Die Geschichte des Kommunismus auf dem Prüfstand nach der Öffnung der Archive

(L'histoire du communisme à l'épreuve des archives russes)

Die Öffnung der russischen Archive hat ein erneutes Interesse an der Geschichte des Kommunismus geweckt. Dem sollte die Erneuerung der Geschichtsschreibung des Kommunismus folgen. Als Teil der Zeitgeschichte partizipiert die Geschichte des Kommunismus auch an deren Stärken und Schwächen, indem sie sich für ideologische und kulturelle Wetterlagen anfällig zeigt. Obwohl sie meist von einer Zeit spricht, deren Protagonistinnen und direkte Zeugen verschwunden sind, bleiben die von ihr untersuchten Realitäten in manchen Ländern Europas mit aktuellen Auseinandersetzungen verbunden. Dieser starke Aktualitätsbezug fördert zwar das Interesse, induziert aber oft auch eine instrumentalisierende Nachfrage. Wie indes kann eine gewisse Rückkehr zu einer teleologischen Geschichtsschreibung verhindert werden, nun, da die politische Ideologie der Arbeiterbewegung in Frage gestellt wird?
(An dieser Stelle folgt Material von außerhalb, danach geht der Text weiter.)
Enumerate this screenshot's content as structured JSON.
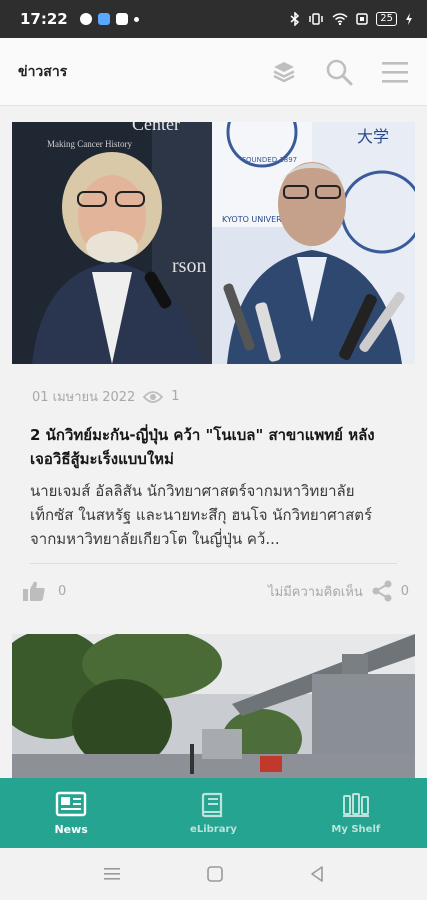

Kommt da nicht eine lineare, lange durch einen optimistischen Evolutionismus geprägte Auffassung von Geschichte zurück – in der Form des umgekehrten Modells einer durch die Suche nach den Ursachen des letztlichen Scheiterns geleiteten Geschichtsschreibung? Für manche scheinen die in Moskau ausgegrabenen Archive des Kommunismus einzig die Funktion zu haben, seine Beerdigung zu legitimieren! Die Öffnung des Kominternarchivs und der andern Archive in Russland wurde mehr in ihrer politischen Bedeutung als in ihrer wissenschaftlichen wahrgenommen und hat aufgrund des starken Medieninteresses grosses Echo in der Öffentlichkeit gefunden. Dieses Medieninteresse ist Zeichen einer ausgeprägten Sensibilität für alles, was mit dem Zusammenbruch des kommunistischen Systems verbunden ist. Die Gewalt und das Ausmass seiner Implosion haben einen Erklärungsbedarf geschaffen und die Archive sollen nun als Legitimation für die diversesten Erklärungen dienen. Diese ideologische Dimension des Gebrauchs der Archive wurde noch durch die politische Lage in Russland verstärkt, die die Frage der Archive zu einer Angelegenheit des russischen Nationalismus machte.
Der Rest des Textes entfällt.